La divulgadora italiana Maria Beatrice Alonzi reflexiona sobre estos «lastres intergeneracionales» en su libro ‘Tú no eres tus padres’, recién publicado en España por Kitsune Books, y hace hincapié en un comportamiento que deja huella en la personalidad del niño –y, por lo tanto, en la del joven, en la del adulto, en la del futuro padre o madre–: se trata de la ‘adultización’, es decir, la práctica de exigir a un crío que asuma responsabilidades y conductas propias de personas de más edad, pese a que su desarrollo emocional no ha llegado a ese punto. «Hasta los 24-25 años, aproximadamente, los seres humanos no tienen un control definitivo y exhaustivo sobre su autorregulación emocional.
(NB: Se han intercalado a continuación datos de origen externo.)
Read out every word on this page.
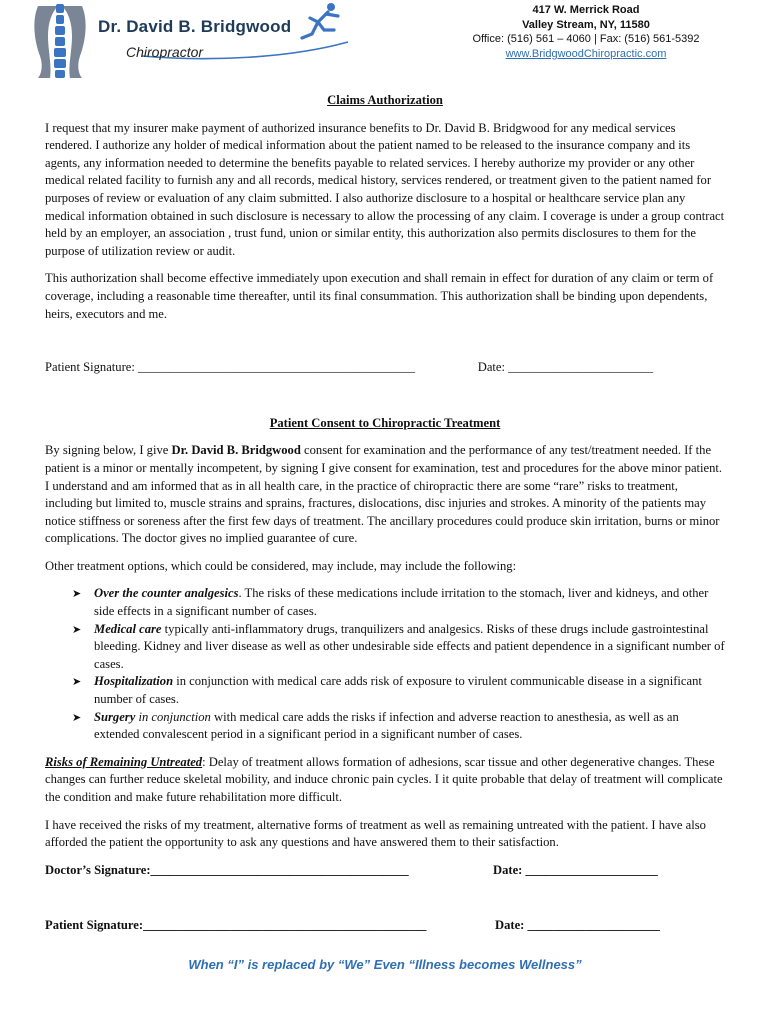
Dr. David B. Bridgwood
Chiropractor
417 W. Merrick Road
Valley Stream, NY, 11580
Office: (516) 561 – 4060 | Fax: (516) 561-5392
www.BridgwoodChiropractic.com
Claims Authorization

I request that my insurer make payment of authorized insurance benefits to Dr. David B. Bridgwood for any medical services rendered. I authorize any holder of medical information about the patient named to be released to the insurance company and its agents, any information needed to determine the benefits payable to related services. I hereby authorize my provider or any other medical related facility to furnish any and all records, medical history, services rendered, or treatment given to the patient named for purposes of review or evaluation of any claim submitted. I also authorize disclosure to a hospital or healthcare service plan any medical information obtained in such disclosure is necessary to allow the processing of any claim. I coverage is under a group contract held by an employer, an association , trust fund, union or similar entity, this authorization also permits disclosures to them for the purpose of utilization review or audit.

This authorization shall become effective immediately upon execution and shall remain in effect for duration of any claim or term of coverage, including a reasonable time thereafter, until its final consummation. This authorization shall be binding upon dependents, heirs, executors and me.

Patient Signature: ____________________________________________	Date: _______________________
Patient Consent to Chiropractic Treatment

By signing below, I give Dr. David B. Bridgwood consent for examination and the performance of any test/treatment needed. If the patient is a minor or mentally incompetent, by signing I give consent for examination, test and procedures for the above minor patient. I understand and am informed that as in all health care, in the practice of chiropractic there are some “rare” risks to treatment, including but limited to, muscle strains and sprains, fractures, dislocations, disc injuries and strokes. A minority of the patients may notice stiffness or soreness after the first few days of treatment. The ancillary procedures could produce skin irritation, burns or minor complications. The doctor gives no implied guarantee of cure.

Other treatment options, which could be considered, may include, may include the following:

➤ Over the counter analgesics. The risks of these medications include irritation to the stomach, liver and kidneys, and other side effects in a significant number of cases.
➤ Medical care typically anti-inflammatory drugs, tranquilizers and analgesics. Risks of these drugs include gastrointestinal bleeding. Kidney and liver disease as well as other undesirable side effects and patient dependence in a significant number of cases.
➤ Hospitalization in conjunction with medical care adds risk of exposure to virulent communicable disease in a significant number of cases.
➤ Surgery in conjunction with medical care adds the risks if infection and adverse reaction to anesthesia, as well as an extended convalescent period in a significant period in a significant number of cases.

Risks of Remaining Untreated: Delay of treatment allows formation of adhesions, scar tissue and other degenerative changes. These changes can further reduce skeletal mobility, and induce chronic pain cycles. I it quite probable that delay of treatment will complicate the condition and make future rehabilitation more difficult.

I have received the risks of my treatment, alternative forms of treatment as well as remaining untreated with the patient. I have also afforded the patient the opportunity to ask any questions and have answered them to their satisfaction.

Doctor’s Signature:_________________________________________	Date: _____________________
Patient Signature:_____________________________________________	Date: _____________________
When “I” is replaced by “We” Even “Illness becomes Wellness”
Sin embargo, se espera que los niños comprendan tanto lo que sienten como lo que ocurre a su alrededor, y que se comporten en consecuencia, con calma y serenidad», reprocha la experta, que articula esta mala costumbre en torno a unas cuantas frases.

«Tú escucha, calla y obedece»

Es un buen ejemplo de esa cadena de padres que primero fueron hijos de padres que primero fueron hijos… Según expone Alonzi, el niño que dice «no quiero» o simula no haber oído o directamente desobedece funciona para sus padres como una máquina del tiempo que los transporta de manera automática a su propia infancia, más concretamente a los momentos en que se sintieron impotentes ante sus propios padres. «Y todo ese dolor y ese resentimiento irresueltos vuelven a emerger como el chorro de un géiser. Solo que, al no tener delante a quien lo hizo sentirse así, dirige el chorro hacia ti con toda su violencia, o hacia el primer hijo que se le ponga al alcance. Con los añicos de dolores pasados se han construido relaciones enteras», expone.
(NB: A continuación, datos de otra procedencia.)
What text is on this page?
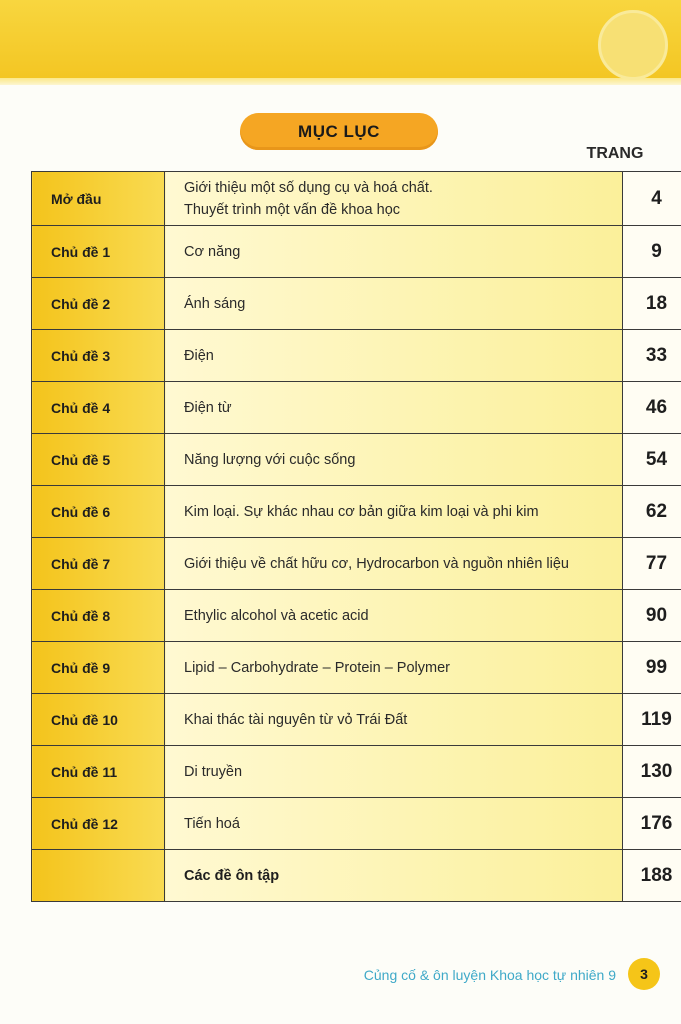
MỤC LỤC
TRANG
Mở đầu	Giới thiệu một số dụng cụ và hoá chất.
Thuyết trình một vấn đề khoa học	4
Chủ đề 1	Cơ năng	9
Chủ đề 2	Ánh sáng	18
Chủ đề 3	Điện	33
Chủ đề 4	Điện từ	46
Chủ đề 5	Năng lượng với cuộc sống	54
Chủ đề 6	Kim loại. Sự khác nhau cơ bản giữa kim loại và phi kim	62
Chủ đề 7	Giới thiệu về chất hữu cơ, Hydrocarbon và nguồn nhiên liệu	77
Chủ đề 8	Ethylic alcohol và acetic acid	90
Chủ đề 9	Lipid – Carbohydrate – Protein – Polymer	99
Chủ đề 10	Khai thác tài nguyên từ vỏ Trái Đất	119
Chủ đề 11	Di truyền	130
Chủ đề 12	Tiến hoá	176

	Các đề ôn tập	188
Củng cố & ôn luyện Khoa học tự nhiên 9	3
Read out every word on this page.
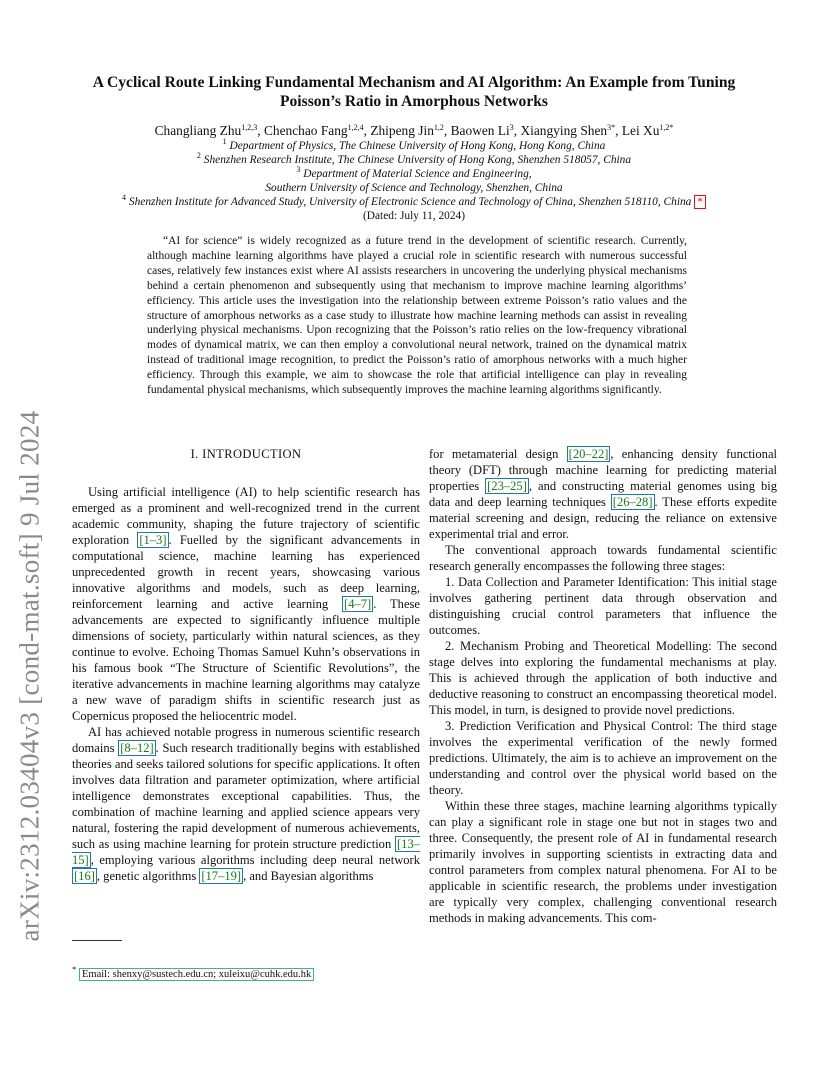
arXiv:2312.03404v3 [cond-mat.soft] 9 Jul 2024
A Cyclical Route Linking Fundamental Mechanism and AI Algorithm: An Example from Tuning Poisson’s Ratio in Amorphous Networks
Changliang Zhu$^{1,2,3}$, Chenchao Fang$^{1,2,4}$, Zhipeng Jin$^{1,2}$, Baowen Li$^3$, Xiangying Shen$^{3*}$, Lei $Xu^{1,2*}$
$^1$ Department of Physics, The Chinese University of Hong Kong, Hong Kong, China
$^2$ Shenzhen Research Institute, The Chinese University of Hong Kong, Shenzhen 518057, China
$^3$ Department of Material Science and Engineering,
Southern University of Science and Technology, Shenzhen, China
$^4$ Shenzhen Institute for Advanced Study, University of Electronic Science and Technology of China, Shenzhen 518110, China *
(Dated: July 11, 2024)
“AI for science” is widely recognized as a future trend in the development of scientific research. Currently, although machine learning algorithms have played a crucial role in scientific research with numerous successful cases, relatively few instances exist where AI assists researchers in uncovering the underlying physical mechanisms behind a certain phenomenon and subsequently using that mechanism to improve machine learning algorithms’ efficiency. This article uses the investigation into the relationship between extreme Poisson’s ratio values and the structure of amorphous networks as a case study to illustrate how machine learning methods can assist in revealing underlying physical mechanisms. Upon recognizing that the Poisson’s ratio relies on the low-frequency vibrational modes of dynamical matrix, we can then employ a convolutional neural network, trained on the dynamical matrix instead of traditional image recognition, to predict the Poisson’s ratio of amorphous networks with a much higher efficiency. Through this example, we aim to showcase the role that artificial intelligence can play in revealing fundamental physical mechanisms, which subsequently improves the machine learning algorithms significantly.
I. INTRODUCTION

Using artificial intelligence (AI) to help scientific research has emerged as a prominent and well-recognized trend in the current academic community, shaping the future trajectory of scientific exploration [1–3] . Fuelled by the significant advancements in computational science, machine learning has experienced unprecedented growth in recent years, showcasing various innovative algorithms and models, such as deep learning, reinforcement learning and active learning [4–7] . These advancements are expected to significantly influence multiple dimensions of society, particularly within natural sciences, as they continue to evolve. Echoing Thomas Samuel Kuhn’s observations in his famous book “The Structure of Scientific Revolutions”, the iterative advancements in machine learning algorithms may catalyze a new wave of paradigm shifts in scientific research just as Copernicus proposed the heliocentric model.

AI has achieved notable progress in numerous scientific research domains [8–12] . Such research traditionally begins with established theories and seeks tailored solutions for specific applications. It often involves data filtration and parameter optimization, where artificial intelligence demonstrates exceptional capabilities. Thus, the combination of machine learning and applied science appears very natural, fostering the rapid development of numerous achievements, such as using machine learning for protein structure prediction [13–15] , employing various algorithms including deep neural network [16] , genetic algorithms [17–19] , and Bayesian algorithms

for metamaterial design [20–22] , enhancing density functional theory (DFT) through machine learning for predicting material properties [23–25] , and constructing material genomes using big data and deep learning techniques [26–28] . These efforts expedite material screening and design, reducing the reliance on extensive experimental trial and error.

The conventional approach towards fundamental scientific research generally encompasses the following three stages:

1. Data Collection and Parameter Identification: This initial stage involves gathering pertinent data through observation and distinguishing crucial control parameters that influence the outcomes.

2. Mechanism Probing and Theoretical Modelling: The second stage delves into exploring the fundamental mechanisms at play. This is achieved through the application of both inductive and deductive reasoning to construct an encompassing theoretical model. This model, in turn, is designed to provide novel predictions.

3. Prediction Verification and Physical Control: The third stage involves the experimental verification of the newly formed predictions. Ultimately, the aim is to achieve an improvement on the understanding and control over the physical world based on the theory.

Within these three stages, machine learning algorithms typically can play a significant role in stage one but not in stages two and three. Consequently, the present role of AI in fundamental research primarily involves in supporting scientists in extracting data and control parameters from complex natural phenomena. For AI to be applicable in scientific research, the problems under investigation are typically very complex, challenging conventional research methods in making advancements. This com-

* Email: shenxy@sustech.edu.cn; xuleixu@cuhk.edu.hk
«Si lloras, te voy a dar una buena razón para hacerlo»

El llanto de un hijo es otro de esos desencadenantes que pueden convertirnos de alguna manera en nuestros propios padres. «Si durante la infancia no se te permitió expresar emociones relacionadas con el ámbito del dolor, la rabia, el malestar en la familia, cada vez que veas y sientas una emoción por parte de un niño te será muy desagradable e incluso te resultará ‘insoportable’ de oír», resume la autora.

«¿Tienes idea de todo lo que hago por ti?»
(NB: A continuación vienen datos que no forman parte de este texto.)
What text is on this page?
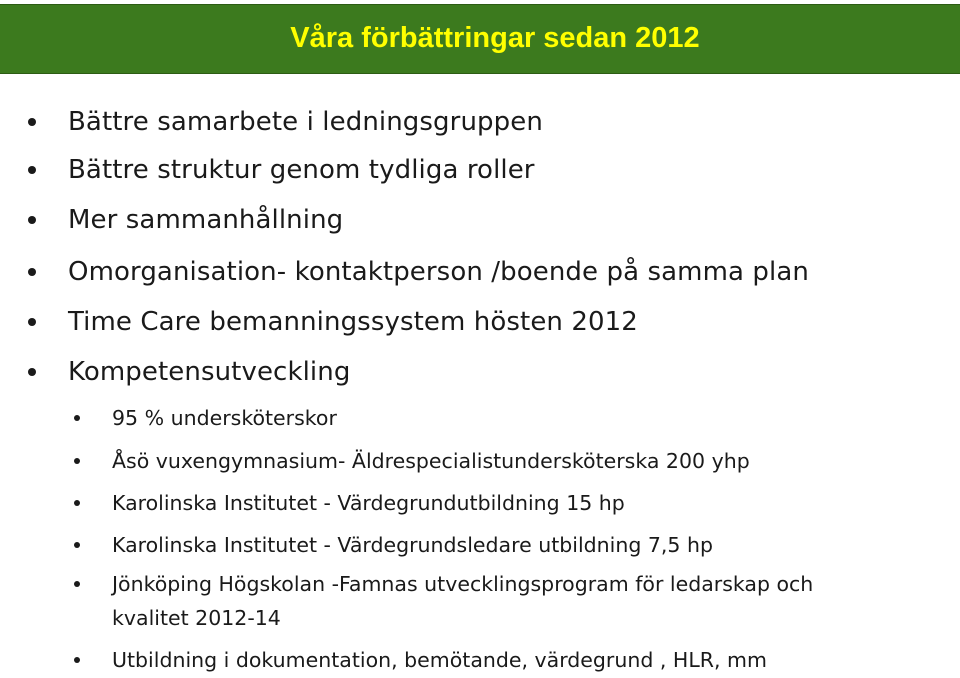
Våra förbättringar sedan 2012
Bättre samarbete i ledningsgruppen
Bättre struktur genom tydliga roller
Mer sammanhållning
Omorganisation- kontaktperson /boende på samma plan
Time Care bemanningssystem hösten 2012
Kompetensutveckling
95 % undersköterskor
Åsö vuxengymnasium- Äldrespecialistundersköterska 200 yhp
Karolinska Institutet - Värdegrundutbildning 15 hp
Karolinska Institutet - Värdegrundsledare utbildning 7,5 hp
Jönköping Högskolan -Famnas utvecklingsprogram för ledarskap och
kvalitet 2012-14
Utbildning i dokumentation, bemötande, värdegrund , HLR, mm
Equivale a un extraño ajuste de cuentas en el que los padres repasan todos esos sacrificios que hacen por sus hijos (tiempo, dinero, vida) como si hubiesen firmado algún contrato previo que obliga a los menores a ofrecer contrapartidas. «Los niños no piden venir al mundo, por lo que los progenitores no deben pensar que son acreedores suyos –apunta Alonzi–. El respeto no pasa por el sentimiento de culpa, no pasa por el dolor, no pasa por la acusación». De hecho, esa frase no busca el respeto sino más bien el reconocimiento, la interiorización de una especie de «deuda de nacimiento».

«¡Yo lo mato!»

Los niños aún no saben que la violencia no es una respuesta aceptable y son sus progenitores quienes les sirven de brújula. «Comprender que debemos tener ciertos modales, y respeto por lo que tenemos a nuestro alrededor, es un mecanismo evolucionado que se relaciona con la parte del cerebro que aún se está desarrollando», argumenta Alonzi.

«¿Por qué no serás como tu hermano?»

Supone una transgresión particularmente cruel de lo que podríamos llamar el mandamiento fundamental de la paternidad: el amor por un hijo no debe ser condicional y, muy importante, el niño nunca debe pensar que en el fondo sí lo es. Las competiciones de méritos y fracasos entre hermanos no ayudan precisamente a apuntalar esa idea. «No se puede justificar el gesto de inculcar en un hijo el miedo a no ser amado», concluye Alonzi.